Russia and Ukraine on Oct. 18 conducted their 58th prisoner exchange, involving 190 detainees, including Butkevych. The activist was serving a 13-year sentence in a Russian penal colony at the time of his release.
The exchange came without warning, Butkevych told the Ukrainian media outlet Hromadske.
"No, I didn't know, it was unexpected," he said.
"Yesterday morning, after the inspection, they told me that I was leaving in half an hour, but they didn't tell me where. Accordingly, I packed my things because I thought I was being transported, not for an exchange. We found out about the exchange by accident on the way. It was a double surprise."
Butkevych was one of 95 Ukrainian prisoners of war (POWs) returned on Oct. 18. The list also included 34 members of the Azov Regiment, who defended the southern city of Mariupol in the early months of Russia's full-scale invasion.
Before the war, Butkevych worked with a Ukrainian NGO supporting internally displaced persons and with the office of the United Nations High Commissioner for Refugees in Ukraine. He enlisted in the Ukrainian military following the Feb. 2022 invasion.
After being captured in the summer of 2022, a Russian-appointed court forced him to plead guilty to allegedly firing a grenade launcher at an apartment building.
Russian-appointed authorities in occupied Luhansk and Donetsk oblasts sentenced Butkevych to 13 years in prison in March 2023, in what Amnesty International deemed "a grave miscarriage of justice."
Following his arrest, Butkevych's whereabouts were unknown for long periods of time until it was revealed that he was being held in a penal colony in Krasnyi Luch in Russian-occupied Luhansk Oblast.

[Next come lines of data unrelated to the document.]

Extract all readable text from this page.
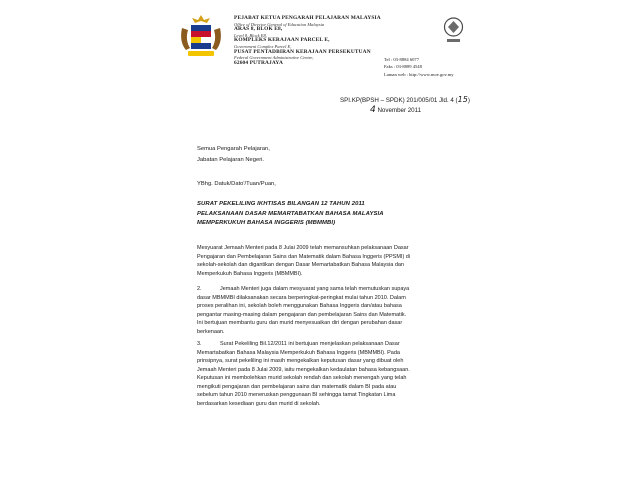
PEJABAT KETUA PENGARAH PELAJARAN MALAYSIA
Office of Director General of Education Malaysia
ARAS 8, BLOK E8,
Level 8, Block E8,
KOMPLEKS KERAJAAN PARCEL E,
Government Complex Parcel E,
PUSAT PENTADBIRAN KERAJAAN PERSEKUTUAN
Federal Government Administrative Centre,
62604 PUTRAJAYA
Tel : 03-8884 6077
Faks : 03-8889 4548
Laman web : http://www.moe.gov.my
SPI.KP(BPSH – SPDK) 201/005/01 Jld. 4 (15)
4 November 2011
Semua Pengarah Pelajaran,
Jabatan Pelajaran Negeri.
YBhg. Datuk/Dato'/Tuan/Puan,
SURAT PEKELILING IKHTISAS BILANGAN 12 TAHUN 2011
PELAKSANAAN DASAR MEMARTABATKAN BAHASA MALAYSIA
MEMPERKUKUH BAHASA INGGERIS (MBMMBI)
Mesyuarat Jemaah Menteri pada 8 Julai 2009 telah memansuhkan pelaksanaan Dasar
Pengajaran dan Pembelajaran Sains dan Matematik dalam Bahasa Inggeris (PPSMI) di
sekolah-sekolah dan digantikan dengan Dasar Memartabatkan Bahasa Malaysia dan
Memperkukuh Bahasa Inggeris (MBMMBI).
2.	Jemaah Menteri juga dalam mesyuarat yang sama telah memutuskan supaya
dasar MBMMBI dilaksanakan secara berperingkat-peringkat mulai tahun 2010. Dalam
proses peralihan ini, sekolah boleh menggunakan Bahasa Inggeris dan/atau bahasa
pengantar masing-masing dalam pengajaran dan pembelajaran Sains dan Matematik.
Ini bertujuan membantu guru dan murid menyesuaikan diri dengan perubahan dasar
berkenaan.
3.	Surat Pekeliling Bil.12/2011 ini bertujuan menjelaskan pelaksanaan Dasar
Memartabatkan Bahasa Malaysia Memperkukuh Bahasa Inggeris (MBMMBI). Pada
prinsipnya, surat pekeliling ini masih mengekalkan keputusan dasar yang dibuat oleh
Jemaah Menteri pada 8 Julai 2009, iaitu mengekalkan kedaulatan bahasa kebangsaan.
Keputusan ini membolehkan murid sekolah rendah dan sekolah menengah yang telah
mengikuti pengajaran dan pembelajaran sains dan matematik dalam BI pada atau
sebelum tahun 2010 meneruskan penggunaan BI sehingga tamat Tingkatan Lima
berdasarkan kesediaan guru dan murid di sekolah.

Butkevych said his release proves that it is possible to free more imprisoned Ukrainians.
"I hope this will give hope to others," he said.
"I was released together with a colleague from a colony where more than 40 convicted prisoners of war are held on trumped-up cases. It is very important for them to know that this is possible and that the exchange is taking place."
According to the General Staff of Ukraine's Armed Forces, many of the prisoners released in the latest exchange had received lengthy prison sentences from Russian authorities. Twenty of the 95 freed Ukrainians had been handed long-term prison sentences while 28 were sentenced to life in prison.